A morte trágica da cadelinha de estimação de um menino em Sapucaia do Sul, na Região Metropolitana, poderia ser lembrada apenas pela dor da perda, já que o animal foi morto a tiro por um comerciante na frente do adolescente, no Dia das Crianças em 2020, logo após a sanção da nova lei dos maus-tratos aos animais.
Quase um ano depois, a família tenta preencher o vazio que ficou, mas as boas lembranças e a vontade de que outras situações como essa sejam coibidas acabaram prevalecendo.
Um dia depois da tragédia, ao acordar sem a companheira do dia a dia, Alexandra Moreira da Silva diz que o filho Jackson olhou para uma área verde em frente à casa onde residem, no Loteamento Nascer do Sol, bairro Boa Vista, e teve uma ideia:
— Mãe, a Belinha não está mais aqui para me acordar, mas quero um lugar onde os seres humanos possam brincar com seus animais.
Desde então, com doações e a ajuda de vizinhos, a família conseguiu arrumar o local, comprou brinquedos para crianças e irá inaugurar, com uma festa no próximo dia 12, um ano depois do crime, a praça da Belinha.
— Nunca vou esquecer ela, não tive mais outro cachorro, outro animal de estimação, a Belinha era considerada da família, todo mundo ficou triste quando ela se foi. Ainda é difícil esquecer aquela brutalidade que foi feita, não tinha necessidade daquilo, infelizmente aconteceu — explica Jackson Alessandro Delavechia de Lima, 14 anos.
No ano passado, o menino foi a um mercado na região e Belinha o acompanhou, como de costume.
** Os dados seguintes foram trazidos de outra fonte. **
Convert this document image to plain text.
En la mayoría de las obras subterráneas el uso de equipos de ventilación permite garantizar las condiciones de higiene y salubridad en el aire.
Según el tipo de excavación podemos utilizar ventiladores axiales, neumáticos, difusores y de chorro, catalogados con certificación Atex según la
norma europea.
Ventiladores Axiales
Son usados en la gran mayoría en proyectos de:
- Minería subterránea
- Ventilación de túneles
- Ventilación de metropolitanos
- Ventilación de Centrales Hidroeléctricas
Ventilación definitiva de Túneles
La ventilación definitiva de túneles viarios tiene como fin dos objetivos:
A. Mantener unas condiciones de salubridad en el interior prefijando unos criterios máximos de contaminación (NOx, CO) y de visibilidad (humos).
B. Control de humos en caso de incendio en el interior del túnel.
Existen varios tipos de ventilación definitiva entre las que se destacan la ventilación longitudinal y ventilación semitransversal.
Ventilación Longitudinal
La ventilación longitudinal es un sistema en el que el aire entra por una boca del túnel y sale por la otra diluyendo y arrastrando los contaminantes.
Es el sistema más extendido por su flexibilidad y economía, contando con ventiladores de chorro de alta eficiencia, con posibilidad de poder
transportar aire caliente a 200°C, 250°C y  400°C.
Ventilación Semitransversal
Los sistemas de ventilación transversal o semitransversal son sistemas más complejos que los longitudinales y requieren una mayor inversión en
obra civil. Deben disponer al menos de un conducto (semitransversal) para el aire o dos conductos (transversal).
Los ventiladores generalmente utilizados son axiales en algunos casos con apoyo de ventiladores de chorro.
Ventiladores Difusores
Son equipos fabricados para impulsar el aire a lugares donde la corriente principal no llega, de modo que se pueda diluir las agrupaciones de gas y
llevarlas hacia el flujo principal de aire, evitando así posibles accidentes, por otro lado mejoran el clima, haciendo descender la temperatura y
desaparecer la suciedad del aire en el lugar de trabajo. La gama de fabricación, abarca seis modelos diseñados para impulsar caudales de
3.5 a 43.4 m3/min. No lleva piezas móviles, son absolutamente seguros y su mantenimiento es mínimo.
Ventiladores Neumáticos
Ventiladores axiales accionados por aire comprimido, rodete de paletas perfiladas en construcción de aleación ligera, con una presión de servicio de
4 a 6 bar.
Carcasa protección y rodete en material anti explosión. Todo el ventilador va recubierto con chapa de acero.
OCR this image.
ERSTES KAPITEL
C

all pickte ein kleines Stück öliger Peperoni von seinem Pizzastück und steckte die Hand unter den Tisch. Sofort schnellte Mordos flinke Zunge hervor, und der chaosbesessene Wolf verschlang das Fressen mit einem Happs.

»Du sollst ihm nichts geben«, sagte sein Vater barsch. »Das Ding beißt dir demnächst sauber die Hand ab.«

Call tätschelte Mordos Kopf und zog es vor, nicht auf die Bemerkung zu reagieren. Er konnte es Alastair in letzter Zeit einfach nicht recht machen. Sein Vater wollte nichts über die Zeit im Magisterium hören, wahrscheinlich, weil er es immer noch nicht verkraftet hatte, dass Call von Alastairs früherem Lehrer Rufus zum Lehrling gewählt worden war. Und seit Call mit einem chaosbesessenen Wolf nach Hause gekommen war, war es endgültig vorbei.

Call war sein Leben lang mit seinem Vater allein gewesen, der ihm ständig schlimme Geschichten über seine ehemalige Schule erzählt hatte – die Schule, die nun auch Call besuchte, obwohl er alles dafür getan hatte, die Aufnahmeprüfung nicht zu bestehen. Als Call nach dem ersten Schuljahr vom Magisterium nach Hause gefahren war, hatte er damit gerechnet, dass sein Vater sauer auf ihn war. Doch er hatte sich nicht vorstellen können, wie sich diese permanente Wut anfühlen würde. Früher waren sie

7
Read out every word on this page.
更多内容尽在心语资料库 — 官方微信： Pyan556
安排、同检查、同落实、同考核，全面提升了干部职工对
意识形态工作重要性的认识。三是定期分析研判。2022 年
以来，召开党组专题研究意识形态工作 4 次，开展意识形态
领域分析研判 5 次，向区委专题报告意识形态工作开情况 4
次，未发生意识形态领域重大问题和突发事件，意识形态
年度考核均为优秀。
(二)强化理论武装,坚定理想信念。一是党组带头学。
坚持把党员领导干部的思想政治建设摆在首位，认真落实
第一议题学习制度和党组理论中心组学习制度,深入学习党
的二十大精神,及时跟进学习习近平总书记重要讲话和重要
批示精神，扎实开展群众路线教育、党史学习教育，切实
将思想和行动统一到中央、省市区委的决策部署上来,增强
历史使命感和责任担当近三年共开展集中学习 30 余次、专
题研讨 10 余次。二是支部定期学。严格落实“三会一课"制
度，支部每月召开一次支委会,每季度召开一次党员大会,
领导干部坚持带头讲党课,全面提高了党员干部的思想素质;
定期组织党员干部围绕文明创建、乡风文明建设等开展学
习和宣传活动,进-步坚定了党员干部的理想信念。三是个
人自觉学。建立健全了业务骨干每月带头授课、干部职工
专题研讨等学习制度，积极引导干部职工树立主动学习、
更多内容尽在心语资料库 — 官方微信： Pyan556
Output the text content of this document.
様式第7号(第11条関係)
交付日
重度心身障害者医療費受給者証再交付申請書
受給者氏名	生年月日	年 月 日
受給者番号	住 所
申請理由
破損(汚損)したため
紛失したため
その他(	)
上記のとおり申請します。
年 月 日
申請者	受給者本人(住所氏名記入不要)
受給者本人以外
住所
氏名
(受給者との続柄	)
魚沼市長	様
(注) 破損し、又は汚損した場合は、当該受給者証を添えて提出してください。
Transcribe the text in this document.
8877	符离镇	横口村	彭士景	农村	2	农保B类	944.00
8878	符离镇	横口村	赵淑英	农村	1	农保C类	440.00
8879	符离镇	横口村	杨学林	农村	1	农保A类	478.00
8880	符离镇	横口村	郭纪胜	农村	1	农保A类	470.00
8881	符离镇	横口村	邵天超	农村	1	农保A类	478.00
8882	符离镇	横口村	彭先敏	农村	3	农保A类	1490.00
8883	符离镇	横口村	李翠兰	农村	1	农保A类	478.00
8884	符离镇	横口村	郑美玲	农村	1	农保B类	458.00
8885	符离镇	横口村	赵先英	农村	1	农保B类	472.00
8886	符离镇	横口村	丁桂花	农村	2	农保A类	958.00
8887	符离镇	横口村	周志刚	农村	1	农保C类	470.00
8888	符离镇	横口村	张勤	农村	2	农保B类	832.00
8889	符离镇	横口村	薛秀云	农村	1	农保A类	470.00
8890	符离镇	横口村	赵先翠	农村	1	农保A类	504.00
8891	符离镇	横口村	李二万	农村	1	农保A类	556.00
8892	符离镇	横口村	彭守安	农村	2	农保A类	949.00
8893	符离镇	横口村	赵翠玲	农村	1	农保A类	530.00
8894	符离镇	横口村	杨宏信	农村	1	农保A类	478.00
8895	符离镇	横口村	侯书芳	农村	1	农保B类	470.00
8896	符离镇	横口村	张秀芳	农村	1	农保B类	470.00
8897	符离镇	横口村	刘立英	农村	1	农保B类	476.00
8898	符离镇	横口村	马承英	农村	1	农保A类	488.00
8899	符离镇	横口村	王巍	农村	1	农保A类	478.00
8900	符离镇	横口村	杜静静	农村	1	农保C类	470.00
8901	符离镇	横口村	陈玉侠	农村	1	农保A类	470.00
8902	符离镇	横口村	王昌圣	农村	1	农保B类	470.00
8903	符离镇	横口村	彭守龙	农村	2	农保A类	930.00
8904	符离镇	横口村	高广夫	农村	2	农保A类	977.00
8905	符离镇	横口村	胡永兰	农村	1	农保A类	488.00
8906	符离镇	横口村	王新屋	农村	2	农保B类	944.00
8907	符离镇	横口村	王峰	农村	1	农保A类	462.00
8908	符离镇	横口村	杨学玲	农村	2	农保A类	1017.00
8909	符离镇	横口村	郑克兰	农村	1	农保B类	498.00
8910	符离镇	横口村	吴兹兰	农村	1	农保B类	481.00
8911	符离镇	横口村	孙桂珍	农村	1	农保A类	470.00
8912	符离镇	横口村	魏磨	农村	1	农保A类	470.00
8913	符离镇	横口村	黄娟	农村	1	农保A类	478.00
Mesmo tendo ficado do lado de fora do estabelecimento comercial, a presença do animal teria irritado o proprietário. Segundo a polícia, na época, ele acabou atirando na cadela com uma espingarda. O disparo chamou a atenção de Jackson, que saiu do mercado. Ao ver o fato, ele pegou no colo o animal de estimação e, na tentativa de socorrer Belinha, a levou até seus pais. Mas ela não resistiu.
Alexandra diz que foi muito difícil superar tudo, ainda mais porque foi no Dia das Crianças e também pelo fato de que a cadela estava com a família há oito anos. Em relação ao crime que causou comoção, mas também indignação por parte da comunidade, o comerciante Nelson Edison Martins Fagundes, 43 anos, foi preso em flagrante pela Brigada Militar. Ele ficou 27 horas preso e recebeu liberdade provisória. O processo está em andamento no Judiciário e aguarda marcação de audiência. Tanto na época, quanto atualmente, GZH não conseguiu contato com ele.
A praça da Belinha
A mãe de Jackson destaca que não quis saber o que houve com o agressor, ressaltando que o foco foi dar apoio ao filho. Ela conta que o garoto recebeu apoio de várias pessoas, inclusive uma camisa do Grêmio autografada pelos jogadores. Foi feita até uma vaquinha online, onde conseguiram arrecadar R$ 4 mil.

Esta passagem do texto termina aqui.